When we think about national defense, it’s natural to focus on the bravery and dedication of armed forces service personnel: the UK’s Ministry of Defence (MoD) employs more than 190,000 people in the British Army, Royal Navy, Royal Air Force and Strategic Command. Yet we should not forget the vital contribution of the MoD’s 58,000 civilian personnel, who provide a vast range of supporting services to help keep the nation safe.
Like all large modern organizations, the MoD depends on the efficiency of a host of business services, such as finance, procurement and human resources. Instead of the Ministry and individual forces each running their own accounting, purchasing and HR departments, the MoD operates a central shared services model, delivered by its Defence Business Services (DBS) division.
DBS is responsible for the end-to-end delivery of these services, including not only expert staff and well-designed business processes, but also the underlying technology. Over the years, as DBS’s remit expanded, it inherited many disparate IT systems and data sources from different agencies within the MoD, ranging from large enterprise applications and databases to small custom-built tools and spreadsheets.
Managing this complexity was becoming a full-time job for the DBS team, and the maintenance burden made it difficult to deliver service improvements. The organization wanted to move toward a more modern, efficient operating model and recognized that standardizing and converging its IT landscape would be a vital first step — helping cut the cost of ownership, reduce maintenance and mitigate business risk.
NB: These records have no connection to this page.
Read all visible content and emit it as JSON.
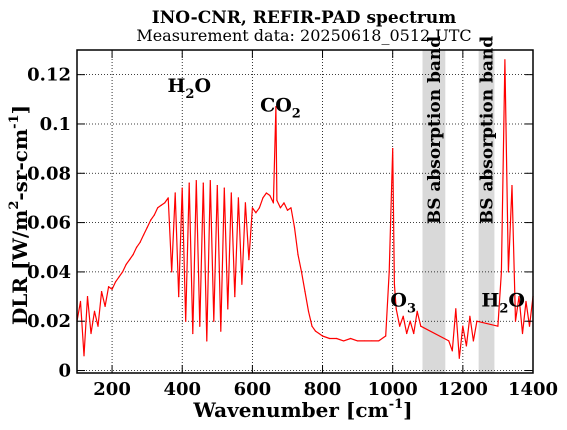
{
  "chart_data": {
    "type": "line",
    "title": "INO-CNR, REFIR-PAD spectrum",
    "subtitle": "Measurement data: 20250618_0512 UTC",
    "xlabel": {
      "main": "Wavenumber [cm",
      "sup": "-1",
      "tail": "]"
    },
    "ylabel": {
      "p1": "DLR [W/m",
      "sup1": "2",
      "p2": "-sr-cm",
      "sup2": "-1",
      "p3": "]"
    },
    "xlim": [
      100,
      1400
    ],
    "ylim": [
      -0.001,
      0.13
    ],
    "xticks": [
      200,
      400,
      600,
      800,
      1000,
      1200,
      1400
    ],
    "xtick_labels": [
      "200",
      "400",
      "600",
      "800",
      "1000",
      "1200",
      "1400"
    ],
    "yticks": [
      0,
      0.02,
      0.04,
      0.06,
      0.08,
      0.1,
      0.12
    ],
    "ytick_labels": [
      "0",
      "0.02",
      "0.04",
      "0.06",
      "0.08",
      "0.1",
      "0.12"
    ],
    "grid": true,
    "line_color": "#ff0000",
    "band_color": "#d9d9d9",
    "bands": [
      {
        "x": [
          1085,
          1150
        ],
        "label": "BS absorption band"
      },
      {
        "x": [
          1245,
          1290
        ],
        "label": "BS absorption band"
      }
    ],
    "annotations": [
      {
        "x": 420,
        "y": 0.113,
        "base": "H",
        "sub": "2",
        "tail": "O"
      },
      {
        "x": 680,
        "y": 0.105,
        "base": "CO",
        "sub": "2",
        "tail": ""
      },
      {
        "x": 1030,
        "y": 0.026,
        "base": "O",
        "sub": "3",
        "tail": ""
      },
      {
        "x": 1315,
        "y": 0.026,
        "base": "H",
        "sub": "2",
        "tail": "O"
      }
    ],
    "series": [
      {
        "x": [
          100,
          110,
          120,
          130,
          140,
          150,
          160,
          170,
          180,
          190,
          200,
          210,
          220,
          230,
          240,
          250,
          260,
          270,
          280,
          290,
          300,
          310,
          320,
          330,
          340,
          350,
          360,
          370,
          380,
          390,
          400,
          410,
          420,
          430,
          440,
          450,
          460,
          470,
          480,
          490,
          500,
          510,
          520,
          530,
          540,
          550,
          560,
          570,
          580,
          590,
          600,
          610,
          620,
          630,
          640,
          650,
          660,
          667,
          670,
          680,
          690,
          700,
          710,
          720,
          730,
          740,
          750,
          760,
          770,
          780,
          790,
          800,
          820,
          840,
          860,
          880,
          900,
          920,
          940,
          960,
          980,
          990,
          1000,
          1005,
          1010,
          1020,
          1030,
          1040,
          1050,
          1060,
          1070,
          1080,
          1160,
          1170,
          1180,
          1190,
          1200,
          1210,
          1220,
          1230,
          1240,
          1300,
          1310,
          1320,
          1330,
          1340,
          1350,
          1360,
          1370,
          1380,
          1390,
          1400
        ],
        "y": [
          0.02,
          0.028,
          0.006,
          0.03,
          0.015,
          0.024,
          0.018,
          0.032,
          0.026,
          0.034,
          0.033,
          0.036,
          0.038,
          0.04,
          0.043,
          0.045,
          0.047,
          0.05,
          0.052,
          0.055,
          0.058,
          0.061,
          0.063,
          0.066,
          0.067,
          0.068,
          0.07,
          0.04,
          0.072,
          0.03,
          0.074,
          0.02,
          0.076,
          0.015,
          0.077,
          0.018,
          0.076,
          0.012,
          0.077,
          0.02,
          0.075,
          0.016,
          0.074,
          0.025,
          0.072,
          0.03,
          0.07,
          0.035,
          0.068,
          0.045,
          0.066,
          0.064,
          0.066,
          0.07,
          0.072,
          0.071,
          0.068,
          0.107,
          0.069,
          0.066,
          0.068,
          0.065,
          0.066,
          0.058,
          0.047,
          0.04,
          0.032,
          0.024,
          0.018,
          0.016,
          0.015,
          0.014,
          0.013,
          0.013,
          0.012,
          0.013,
          0.012,
          0.012,
          0.012,
          0.012,
          0.014,
          0.04,
          0.09,
          0.035,
          0.025,
          0.018,
          0.022,
          0.015,
          0.02,
          0.015,
          0.024,
          0.018,
          0.012,
          0.008,
          0.025,
          0.005,
          0.018,
          0.01,
          0.022,
          0.012,
          0.02,
          0.018,
          0.04,
          0.126,
          0.04,
          0.075,
          0.02,
          0.03,
          0.015,
          0.028,
          0.018,
          0.03
        ]
      }
    ]
  }
}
“DBS is looking to simplify its system landscape for a number of reasons,” explains James Courtney-Holt, CIO Finance & Commercial Lead at DBS. “It will allow us to make best use of our core Oracle and IBM Cognos software and enable DBS resources. It will allow the internal DBS team to take full responsibility for the support and change of our systems. And it will prepare us for a move to cloud services in the future.”